06 Mar Plywood: The Unseen Building Block of the Modern Roof
Here at Peak Roofing we have talked a lot about various kinds of roofing materials: shingles, slate, tile, shake, solar shingles, and green roof systems. One of the essential materials that we have not discussed is plywood. The reason that we have not discussed this yet is because if your roof has not begun leaking (causing rot) then it is usually not necessary to replace the plywood. Most roofs consist of ceiling joints, rafter boards, and plywood overlay.
There are two major types that are used on roofs right now. Oriented Strand Board (OSB) which is like normal plywood except the “strands” used to make the plywood are all oriented in the same direction. Plywood used to look like this but most people use OSB now which looks like this.
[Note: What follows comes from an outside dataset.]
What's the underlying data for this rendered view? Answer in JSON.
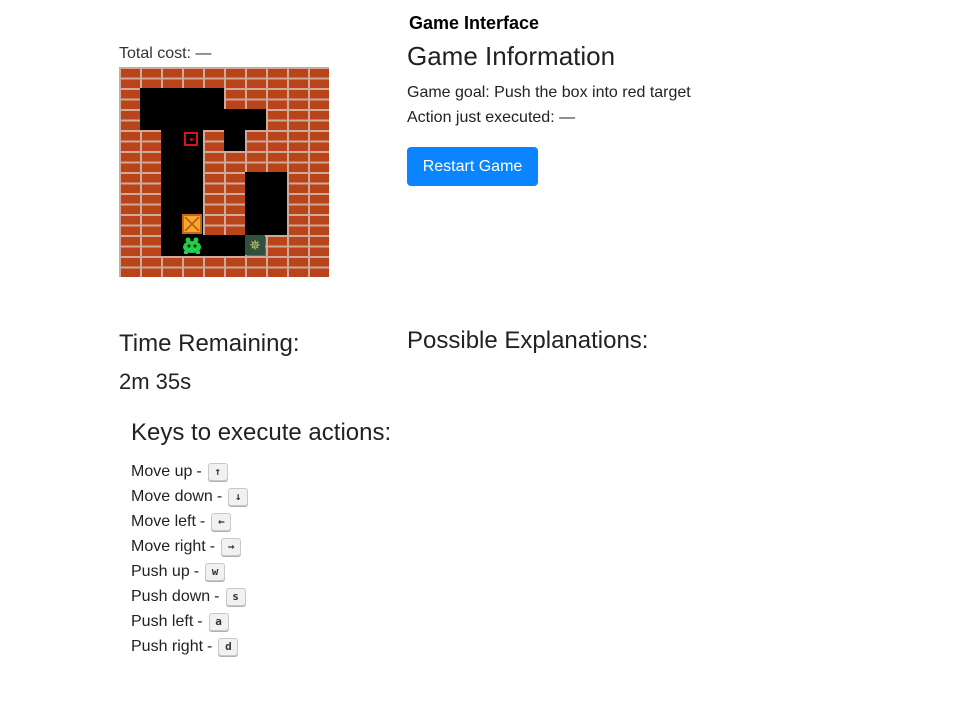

Most estimates have OSB holding 75% market share over other types of plywood because of how much cheaper it is than traditional ply. So what is the difference and what is your roof made of? Well, if your house was built before 1963 the odds are that it did not use OSB because it wasn’t invented until 1963. Interestingly enough, while OSB was invented in California the number one exporter of OSB in the world is Canada.
The other type is commonly known as CDX. The letters “C” and “D” in this acronym represent the quality of the surfaces- back and front. If you assumed that “A” was the best level of plywood you can buy (without any noticeable knots, holes, or defects that have been repaired), then C and D indicate a lower quality. When you are shopping for plywood you can recognize CDX plywood by the football-shaped patches and small indentations on the front and back. The reason that CDX is not as commonly used anymore is because it does not have the same flexibility that OSB has combined with the fact that that OSB sells for about $3 less per sheet.
Of course, all this information is useless unless we describe the difference for your roof. The primary difference between CDX and OSB is how they react when they are exposed to moisture. CDX has an advantage over OSB when water and snow are present because it swells consistently across the entire sheet and returns to its normal size when it dries out. OSB is more water resistant but when it does get “soaked” it holds water for longer which can result in faster rotting. Also, when OSB gets wet it tends to swell along the edges and those edges can cause what we refer to in the industry as ghost lines through asphalt shingles.
The plywood you use in your roof does have an impact on the quality of your roof, but a good shingle installation should prevent water from sitting on your wood sheathing and minimize the differences between CDX and OSB plywood.